Another method allows use of the computer to continually update the system during production. A series of pre-punched cards for raw materials storage, manufacturing, quality control, and distribution areas, containing only preliminary information (e.g., product name and batch number), are packaged and sent to the first area of production....raw materials storage. Here the raw materials storage card is completed (e.g., vendor's code, vendor's lot number, raw materials code, quantity) and sent to Automatic Data Processing (ADP) for further keypunching and later for system's updating. The remainder of the package is in turn completed during various phases of production and then inputed into the system.

These methods can easily allow firms to search their computer files in event of a recall. For example, a raw material found to be substandard could be traced to final product lot numbers incorporating its use. Conversely, if a final product is substandard, raw materials and their lot numbers could be retrieved from the computer. Subsequently, raw materials and their lot numbers could be retested.

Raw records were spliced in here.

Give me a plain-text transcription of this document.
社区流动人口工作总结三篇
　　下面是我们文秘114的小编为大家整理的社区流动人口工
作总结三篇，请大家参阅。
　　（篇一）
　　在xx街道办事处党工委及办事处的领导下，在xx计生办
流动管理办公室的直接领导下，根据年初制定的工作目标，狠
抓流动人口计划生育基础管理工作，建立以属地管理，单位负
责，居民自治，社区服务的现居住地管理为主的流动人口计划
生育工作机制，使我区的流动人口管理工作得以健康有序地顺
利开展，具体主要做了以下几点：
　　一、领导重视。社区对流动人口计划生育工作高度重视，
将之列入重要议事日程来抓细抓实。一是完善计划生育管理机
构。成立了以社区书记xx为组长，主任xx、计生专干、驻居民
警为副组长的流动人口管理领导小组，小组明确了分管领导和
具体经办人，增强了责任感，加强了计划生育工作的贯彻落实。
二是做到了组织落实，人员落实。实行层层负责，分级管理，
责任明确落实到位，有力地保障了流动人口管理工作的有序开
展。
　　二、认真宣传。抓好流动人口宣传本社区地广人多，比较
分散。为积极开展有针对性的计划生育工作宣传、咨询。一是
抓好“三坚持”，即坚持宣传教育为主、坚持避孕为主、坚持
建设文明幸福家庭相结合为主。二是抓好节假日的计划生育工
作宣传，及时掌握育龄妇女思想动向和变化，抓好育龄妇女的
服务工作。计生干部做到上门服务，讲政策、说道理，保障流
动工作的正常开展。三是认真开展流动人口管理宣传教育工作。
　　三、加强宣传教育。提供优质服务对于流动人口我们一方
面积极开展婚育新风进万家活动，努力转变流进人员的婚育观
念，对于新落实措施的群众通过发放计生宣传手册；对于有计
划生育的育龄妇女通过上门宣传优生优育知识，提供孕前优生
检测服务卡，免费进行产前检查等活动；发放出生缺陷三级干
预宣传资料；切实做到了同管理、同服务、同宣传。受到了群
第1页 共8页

The main computer, with this accummulated data, can also perform a trend analysis of rejected and accepted components, thereby determining acceptability of a supplier.

Proposed GMPs for device manufacturers would require manufacturers that use automated quality control measurement equipment to (1) determine the validity of the automated test and determine whether the method will produce results directly applicable to the device being tested; (2) insure that QC test devices are compatible with each other; (3) verify computer programs used and to document the testing of the program, and (4) have a routine calibration program with appropriate records.


  1. Biomedical Instrumentation, 1973, WEISS, Chilton Book Co.